UNLV tax law professor Francine Lipman gave this example: If a restaurant earns $5,000 in a pay period, 8 percent of its sales is $400. If the restaurant's indirectly tipped employees (people such as bussers and cooks who receive tips from tip-sharing rather than from customers) receive $100 in tips, the share of 8 percent of sales that directly tipped employees should receive is $300. 

But, lately, some Culinary members have said the dollar amounts on their checks have seen a dramatic decrease. Aretha Wilder, who has been a cocktail server at the Flamingo for 31 years, said her first check after the new tip allocation rate was established showed she made $471 for 80 hours of work, when in 2019 she would have made more than $800. 

“What happens is, the tips you make do not go on your paycheck, but the taxes for your tips come out of the paycheck … So if you're on your hourly rate and you're paying the taxes on your tips, that leaves little left in your paycheck,” Pappageorge explained. “And there's no arguing that people should pay taxes on their income. The problem is that the IRS made … new rates higher than they were pre-COVID.”

Pappageorge said that the rates are appropriate for some employees, but for others who are still catching up, it is unfair and “they went too far.”

“The problem is that [IRS officials] have moved too quickly. Other industries are back to work, but that's not happening here and it's still quite volatile. So we need to get a better look at these rates,” Pappageorge said. 

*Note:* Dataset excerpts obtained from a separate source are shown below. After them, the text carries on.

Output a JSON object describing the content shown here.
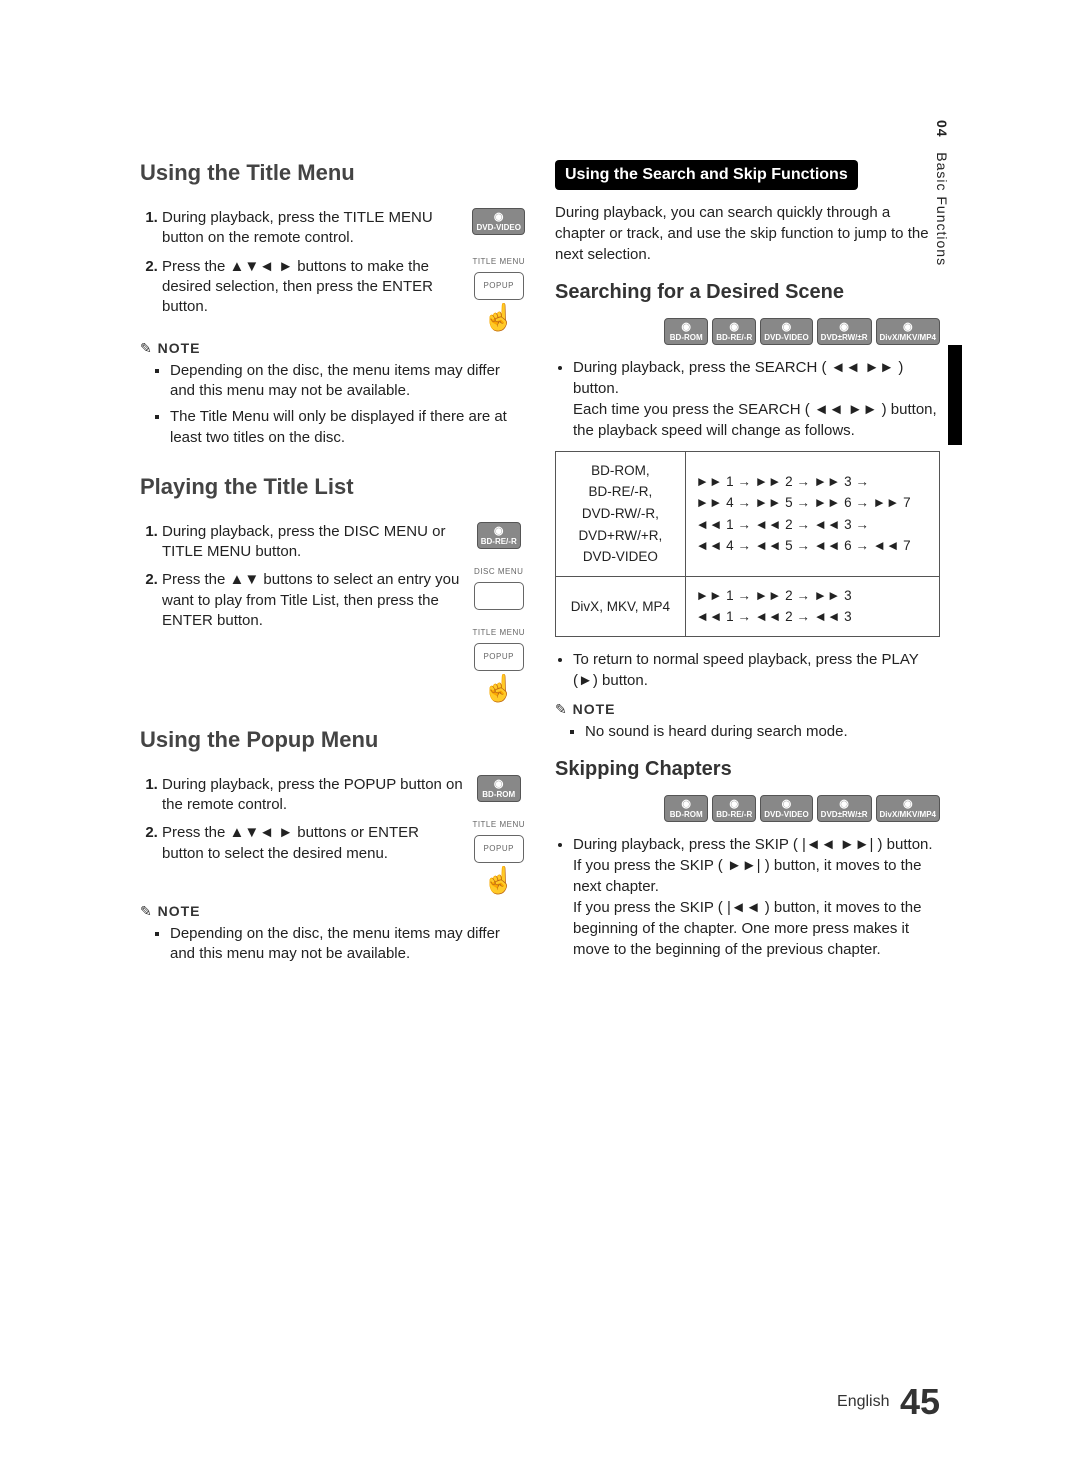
{
  "sidebar": {
    "chapter": "04",
    "title": "Basic Functions"
  },
  "left": {
    "s1": {
      "heading": "Using the Title Menu",
      "disc_badge": "DVD-VIDEO",
      "remote_label": "TITLE MENU",
      "remote_sublabel": "POPUP",
      "step1": "During playback, press the TITLE MENU button on the remote control.",
      "step2": "Press the ▲▼◄ ► buttons to make the desired selection, then press the ENTER button.",
      "note_label": "NOTE",
      "note1": "Depending on the disc, the menu items may differ and this menu may not be available.",
      "note2": "The Title Menu will only be displayed if there are at least two titles on the disc."
    },
    "s2": {
      "heading": "Playing the Title List",
      "disc_badge": "BD-RE/-R",
      "remote_label1": "DISC MENU",
      "remote_label2": "TITLE MENU",
      "remote_sublabel": "POPUP",
      "step1": "During playback, press the DISC MENU or TITLE MENU button.",
      "step2": "Press the ▲▼ buttons to select an entry you want to play from Title List, then press the ENTER button."
    },
    "s3": {
      "heading": "Using the Popup Menu",
      "disc_badge": "BD-ROM",
      "remote_label": "TITLE MENU",
      "remote_sublabel": "POPUP",
      "step1": "During playback, press the POPUP button on the remote control.",
      "step2": "Press the ▲▼◄ ► buttons or ENTER button to select the desired menu.",
      "note_label": "NOTE",
      "note1": "Depending on the disc, the menu items may differ and this menu may not be available."
    }
  },
  "right": {
    "bar": "Using the Search and Skip Functions",
    "intro": "During playback, you can search quickly through a chapter or track, and use the skip function to jump to the next selection.",
    "search": {
      "heading": "Searching for a Desired Scene",
      "discs": [
        "BD-ROM",
        "BD-RE/-R",
        "DVD-VIDEO",
        "DVD±RW/±R",
        "DivX/MKV/MP4"
      ],
      "bullet1": "During playback, press the SEARCH ( ◄◄ ►► ) button.\nEach time you press the SEARCH ( ◄◄ ►► ) button, the playback speed will change as follows.",
      "table_row1_left": "BD-ROM,\nBD-RE/-R,\nDVD-RW/-R,\nDVD+RW/+R,\nDVD-VIDEO",
      "table_row1_right": "►► 1 → ►► 2 → ►► 3 →\n►► 4 → ►► 5 → ►► 6 → ►► 7\n◄◄ 1 → ◄◄ 2 → ◄◄ 3 →\n◄◄ 4 → ◄◄ 5 → ◄◄ 6 → ◄◄ 7",
      "table_row2_left": "DivX, MKV, MP4",
      "table_row2_right": "►► 1 → ►► 2 → ►► 3\n◄◄ 1 → ◄◄ 2 → ◄◄ 3",
      "bullet2": "To return to normal speed playback, press the PLAY (►) button.",
      "note_label": "NOTE",
      "note1": "No sound is heard during search mode."
    },
    "skip": {
      "heading": "Skipping Chapters",
      "discs": [
        "BD-ROM",
        "BD-RE/-R",
        "DVD-VIDEO",
        "DVD±RW/±R",
        "DivX/MKV/MP4"
      ],
      "bullet1": "During playback, press the SKIP ( |◄◄ ►►| ) button.\nIf you press the SKIP ( ►►| ) button, it moves to the next chapter.\nIf you press the SKIP ( |◄◄ ) button, it moves to the beginning of the chapter. One more press makes it move to the beginning of the previous chapter."
    }
  },
  "footer": {
    "lang": "English",
    "page": "45"
  }
}
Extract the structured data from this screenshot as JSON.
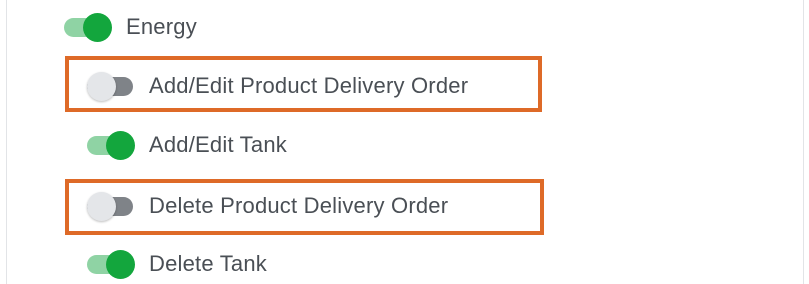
{
  "colors": {
    "toggle_on_knob": "#13a63d",
    "toggle_on_track": "#8fd3a4",
    "toggle_off_knob": "#e4e6e9",
    "toggle_off_track": "#7f8388",
    "highlight_border": "#de6a28",
    "label_text": "#4a4f55"
  },
  "permissions": [
    {
      "label": "Energy",
      "enabled": true,
      "highlighted": false
    },
    {
      "label": "Add/Edit Product Delivery Order",
      "enabled": false,
      "highlighted": true
    },
    {
      "label": "Add/Edit Tank",
      "enabled": true,
      "highlighted": false
    },
    {
      "label": "Delete Product Delivery Order",
      "enabled": false,
      "highlighted": true
    },
    {
      "label": "Delete Tank",
      "enabled": true,
      "highlighted": false
    }
  ]
}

Where do the negotiations stand?

According to the tip rate determination agreement, the IRS will usually review the tip rates only once a year, and either the employer or the employees can request a lower rate by filing a petition with the IRS. The current rate agreement is for three years, Pappageorge said. 

Because the tip allocation rate increase also affects how tipped workers are taxed, Pappageorge argues that the IRS is breaking President Joe Biden’s promise of no new taxes for people making less than $400,000 a year. 

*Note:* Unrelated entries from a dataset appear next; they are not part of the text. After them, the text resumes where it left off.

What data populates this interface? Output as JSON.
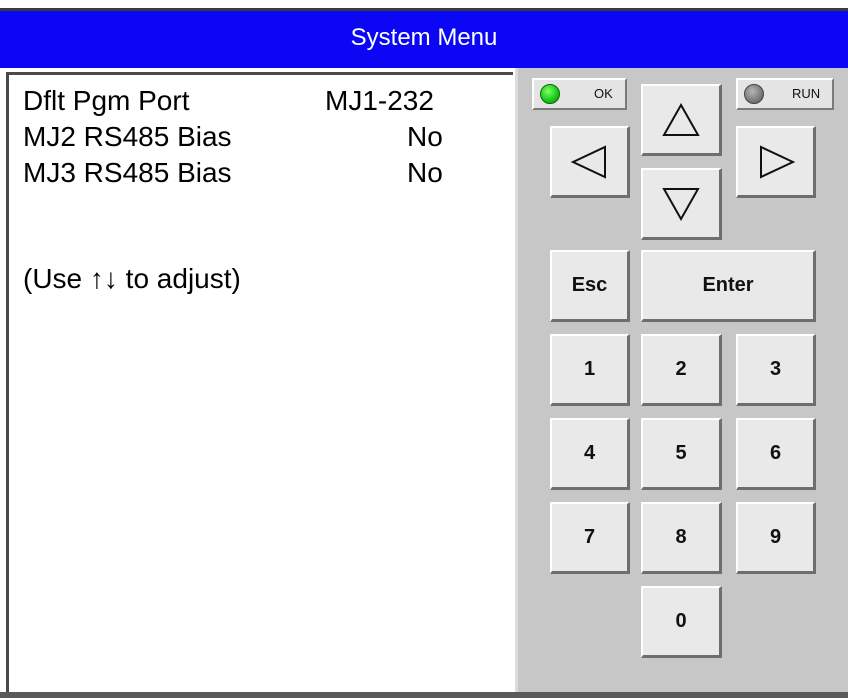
{
  "window": {
    "title": "System Menu"
  },
  "screen": {
    "rows": [
      {
        "label": "Dflt Pgm Port",
        "value": "MJ1-232"
      },
      {
        "label": "MJ2 RS485 Bias",
        "value": "No"
      },
      {
        "label": "MJ3 RS485 Bias",
        "value": "No"
      }
    ],
    "hint": "(Use ↑↓ to adjust)"
  },
  "indicators": {
    "ok": {
      "label": "OK",
      "color": "#14c514",
      "state": "on"
    },
    "run": {
      "label": "RUN",
      "color": "#7a7a7a",
      "state": "off"
    }
  },
  "keypad": {
    "up_icon": "up-triangle-icon",
    "down_icon": "down-triangle-icon",
    "left_icon": "left-triangle-icon",
    "right_icon": "right-triangle-icon",
    "esc_label": "Esc",
    "enter_label": "Enter",
    "digits": [
      "1",
      "2",
      "3",
      "4",
      "5",
      "6",
      "7",
      "8",
      "9",
      "0"
    ]
  },
  "colors": {
    "title_bar": "#0b07f5",
    "keypad_bg": "#c7c7c7",
    "key_face": "#e9e9e9"
  }
}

In previous negotiation years, the Culinary Union and workers have participated in the process along with their employers or the Nevada Resort Association because of “joint interest in making sure that workers are fairly taxed,” Pappageorge said. This time around, only the IRS and employers came to the agreement. 

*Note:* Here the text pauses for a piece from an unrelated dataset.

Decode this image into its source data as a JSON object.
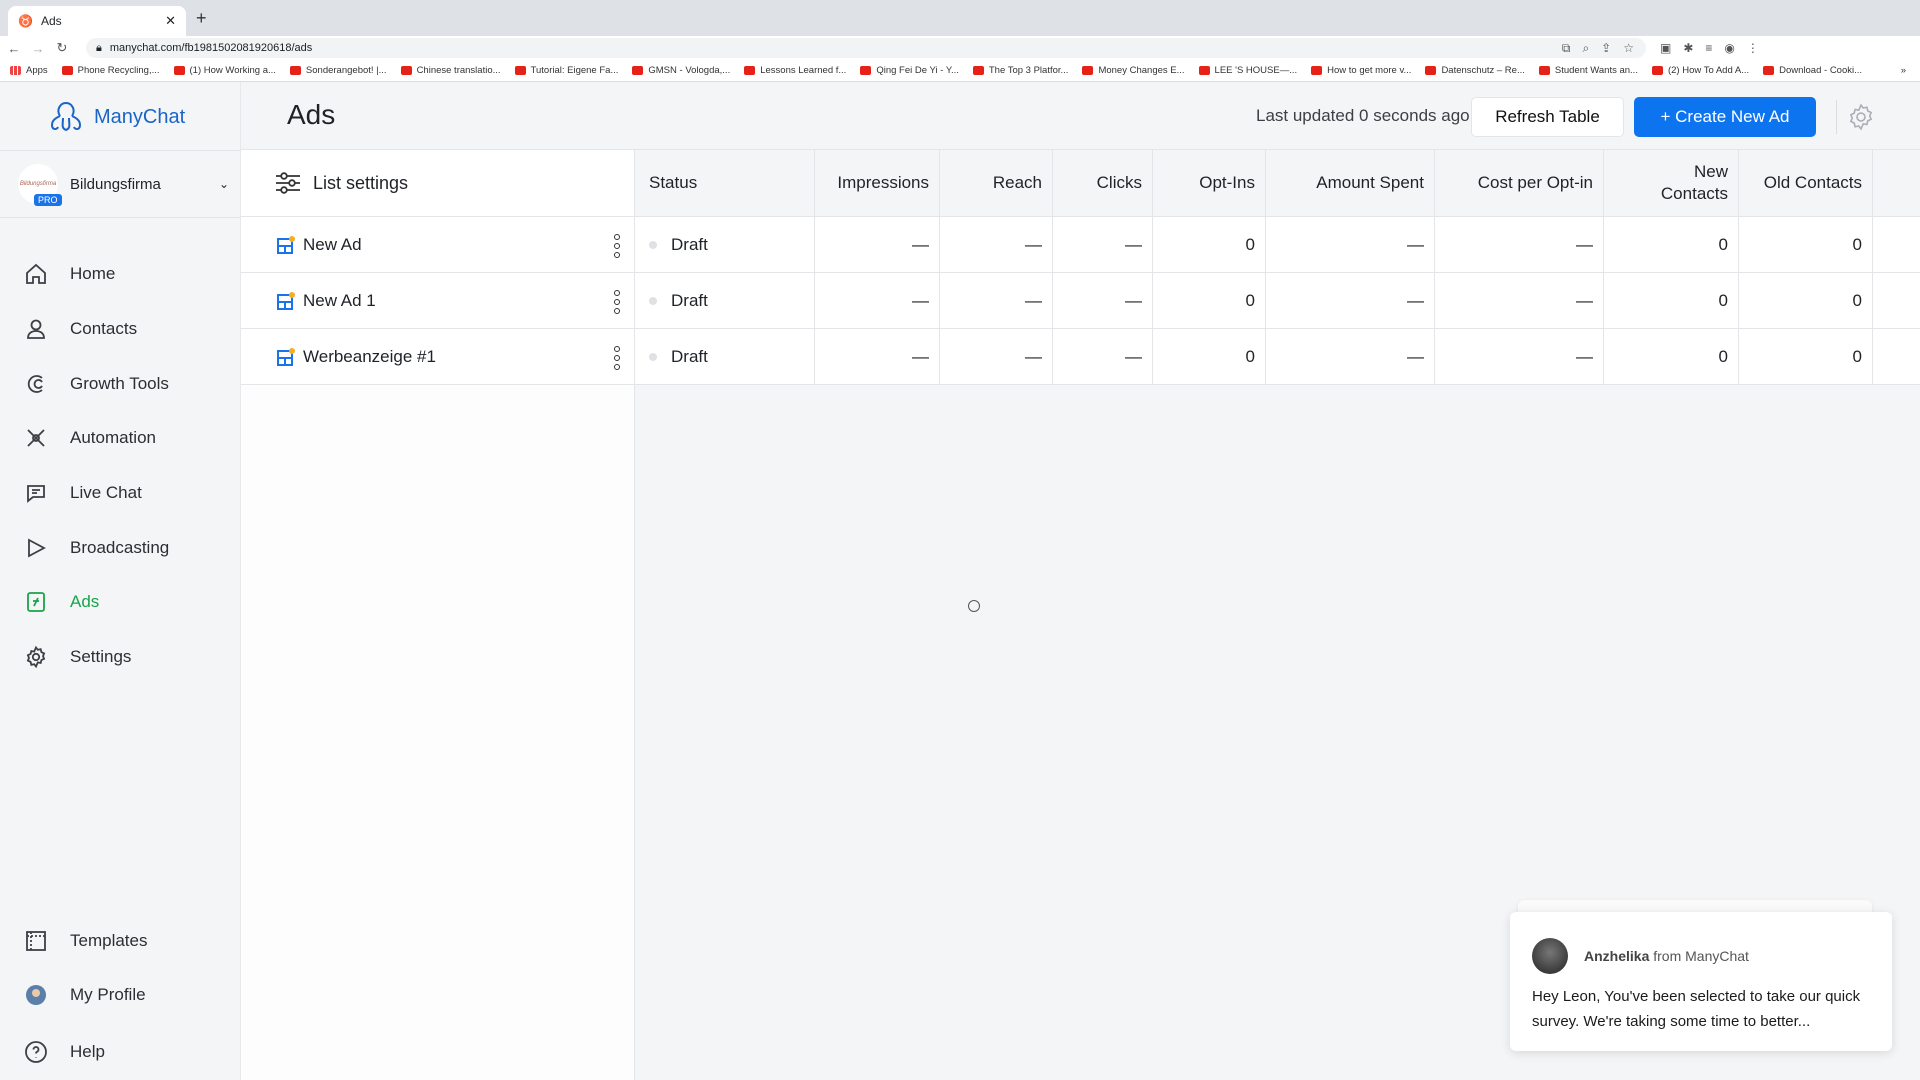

The IRS rate agreements increased nationwide, but the Culinary Union has not heard the same complaints from other hospitality worker unions around the country, Pappageorge said. They have also not heard from IRS officials in response to their concerns. 

“These are average workers that work here in Las Vegas. They have good jobs and their taxes have been jacked up. And we think that this is the absolute wrong time to jack up taxes on working families,” Pappageorge told The Nevada Independent. “So we want the IRS to do what the president said.” 

Ideally, Pappageorge said the current rates should be lowered to what they were in 2019 and gradually increase during the agreement period to ease the blow and give time for the economy to get back to “normalcy.”